Reciprocal Tending
As kids we played outside, digging holes and pinching herbs from the neighbor’s garden, a meal consisting of chives and rhubarb. In pursuit of pie, I carved trails in the blackberry underbrush. In truth, I inflicted a fair amount of havoc on the landscape, stripping the leaves of the cotoneaster for confetti and digging up my dad’s tidy lawn for a fleeting interest in growing corn.
Pleasantly tired and thoroughly filthy, I fought off dusk and parental calls to come indoors at the end of the day for a bath and bed, begging for just a few more minutes in the outdoor kingdom that was my neighborhood. It should be noted that the only screens were the ones slamming on backdoors.


Today my garden remains a place of relative freedom provided I don’t try to resist zonal realities, or start too many seedlings in the rush of spring, or install a thirsty plant in my sandy soil, or... or... or... It’s a place where I can play with color, choreograph blooms, capture light in waving grasses, and even conjure food—although that last item is presently out for review.
At times, responsibilities and deadlines barely leave time for keeping up with basic garden maintenance, like weeding or pruning the pleached crabapple hedge (again). I don’t really mind weeding, except for that red clover-like plant that loves to colonize beds and gravel pathways. But managing the shape of those crabapples is boring and tedious — I might as well be dusting or vacuuming.
I routinely fret about a planet on fire, poisons leaching into our water system, and waste — so much waste. When was the last time you tallied all those plastic pots our beloved plants are sold in. Or wondered what to do when yet another hose springs a leak and must be replaced. You can only patch a leaky hose so many times before your patches have patches.
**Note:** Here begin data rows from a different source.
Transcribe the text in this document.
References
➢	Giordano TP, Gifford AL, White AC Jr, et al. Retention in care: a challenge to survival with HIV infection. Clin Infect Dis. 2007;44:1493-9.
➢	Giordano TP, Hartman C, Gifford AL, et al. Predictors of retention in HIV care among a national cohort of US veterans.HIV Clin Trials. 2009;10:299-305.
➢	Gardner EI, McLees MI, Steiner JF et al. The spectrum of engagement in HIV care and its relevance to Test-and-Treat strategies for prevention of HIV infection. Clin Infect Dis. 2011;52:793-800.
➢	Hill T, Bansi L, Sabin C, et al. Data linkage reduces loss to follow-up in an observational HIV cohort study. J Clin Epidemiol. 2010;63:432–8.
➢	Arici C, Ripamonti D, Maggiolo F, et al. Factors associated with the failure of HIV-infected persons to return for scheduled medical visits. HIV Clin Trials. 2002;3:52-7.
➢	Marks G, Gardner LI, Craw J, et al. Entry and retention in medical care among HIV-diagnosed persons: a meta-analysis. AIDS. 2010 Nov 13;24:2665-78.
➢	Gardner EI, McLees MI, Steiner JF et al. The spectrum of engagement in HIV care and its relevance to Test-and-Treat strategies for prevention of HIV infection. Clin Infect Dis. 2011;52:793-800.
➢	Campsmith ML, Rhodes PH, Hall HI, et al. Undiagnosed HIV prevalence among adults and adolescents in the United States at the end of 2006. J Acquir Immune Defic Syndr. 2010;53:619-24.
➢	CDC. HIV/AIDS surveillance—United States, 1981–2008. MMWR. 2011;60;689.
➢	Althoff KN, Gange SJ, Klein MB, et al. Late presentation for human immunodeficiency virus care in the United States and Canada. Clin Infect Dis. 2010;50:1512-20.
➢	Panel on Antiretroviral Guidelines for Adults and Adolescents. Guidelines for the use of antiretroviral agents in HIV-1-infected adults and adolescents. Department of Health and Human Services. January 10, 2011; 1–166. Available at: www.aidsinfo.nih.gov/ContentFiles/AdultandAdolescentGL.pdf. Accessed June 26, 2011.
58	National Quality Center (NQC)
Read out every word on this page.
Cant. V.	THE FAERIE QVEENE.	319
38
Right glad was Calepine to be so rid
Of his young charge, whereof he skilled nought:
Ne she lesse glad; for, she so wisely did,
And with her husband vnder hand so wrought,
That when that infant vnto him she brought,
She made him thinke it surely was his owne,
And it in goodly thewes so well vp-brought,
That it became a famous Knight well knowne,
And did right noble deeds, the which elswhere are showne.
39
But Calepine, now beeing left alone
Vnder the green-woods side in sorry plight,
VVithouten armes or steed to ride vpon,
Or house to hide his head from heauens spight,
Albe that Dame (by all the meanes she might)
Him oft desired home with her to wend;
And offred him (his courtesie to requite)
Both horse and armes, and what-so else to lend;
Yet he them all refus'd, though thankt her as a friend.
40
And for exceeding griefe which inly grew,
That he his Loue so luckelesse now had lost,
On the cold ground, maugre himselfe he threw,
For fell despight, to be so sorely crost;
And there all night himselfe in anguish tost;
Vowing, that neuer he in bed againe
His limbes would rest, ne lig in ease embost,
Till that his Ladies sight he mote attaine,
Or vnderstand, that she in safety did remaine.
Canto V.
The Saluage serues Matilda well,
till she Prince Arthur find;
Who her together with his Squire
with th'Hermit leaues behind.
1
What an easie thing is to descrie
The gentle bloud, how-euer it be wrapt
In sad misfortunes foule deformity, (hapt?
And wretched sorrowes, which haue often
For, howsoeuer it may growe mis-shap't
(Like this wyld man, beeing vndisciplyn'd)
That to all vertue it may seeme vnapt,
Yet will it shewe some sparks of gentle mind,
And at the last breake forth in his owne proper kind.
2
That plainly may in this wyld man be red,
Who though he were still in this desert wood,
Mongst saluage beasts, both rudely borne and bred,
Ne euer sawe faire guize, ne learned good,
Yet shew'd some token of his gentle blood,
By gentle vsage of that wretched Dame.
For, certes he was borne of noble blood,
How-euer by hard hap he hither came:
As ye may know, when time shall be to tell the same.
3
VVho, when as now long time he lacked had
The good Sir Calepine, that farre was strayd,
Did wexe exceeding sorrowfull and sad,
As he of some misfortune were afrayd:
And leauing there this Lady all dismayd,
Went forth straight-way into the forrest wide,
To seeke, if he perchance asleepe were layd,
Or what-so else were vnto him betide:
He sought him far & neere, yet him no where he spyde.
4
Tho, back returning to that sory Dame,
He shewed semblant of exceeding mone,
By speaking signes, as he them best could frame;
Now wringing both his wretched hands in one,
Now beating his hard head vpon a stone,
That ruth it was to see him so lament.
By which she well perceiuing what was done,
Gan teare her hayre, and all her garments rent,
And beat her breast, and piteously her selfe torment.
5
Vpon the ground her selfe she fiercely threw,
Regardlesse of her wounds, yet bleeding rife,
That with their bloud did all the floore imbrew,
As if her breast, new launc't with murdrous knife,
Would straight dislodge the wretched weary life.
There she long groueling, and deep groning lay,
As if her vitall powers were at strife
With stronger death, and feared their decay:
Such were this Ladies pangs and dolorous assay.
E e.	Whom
Don’t even get me started on a world in which a new shovel costs less than the replacement handle for the one I already have. I know what you’re thinking: Upgrade the quality of your tools fair gardener and maybe they’ll last longer. It's true, but—waste. So, I stick to my trusted battery of old digging and raking implements. Although, fed up with constantly losing hand tools, this year I splurged on a swanky leather holster that probably cost as much as replacing my favorite Felcos.
I tell myself that my garden needs me, at least my platonic idea of a pleached hedge needs me— apparently at the top of a ladder wielding clippers. But more accurately, I need my garden. My garden reminds me to stop and pay attention. It gives me moments of beauty and a way to actively support the wellbeing of the environment around me. My garden wears me out, which is a signal to rest. The tending is reciprocal.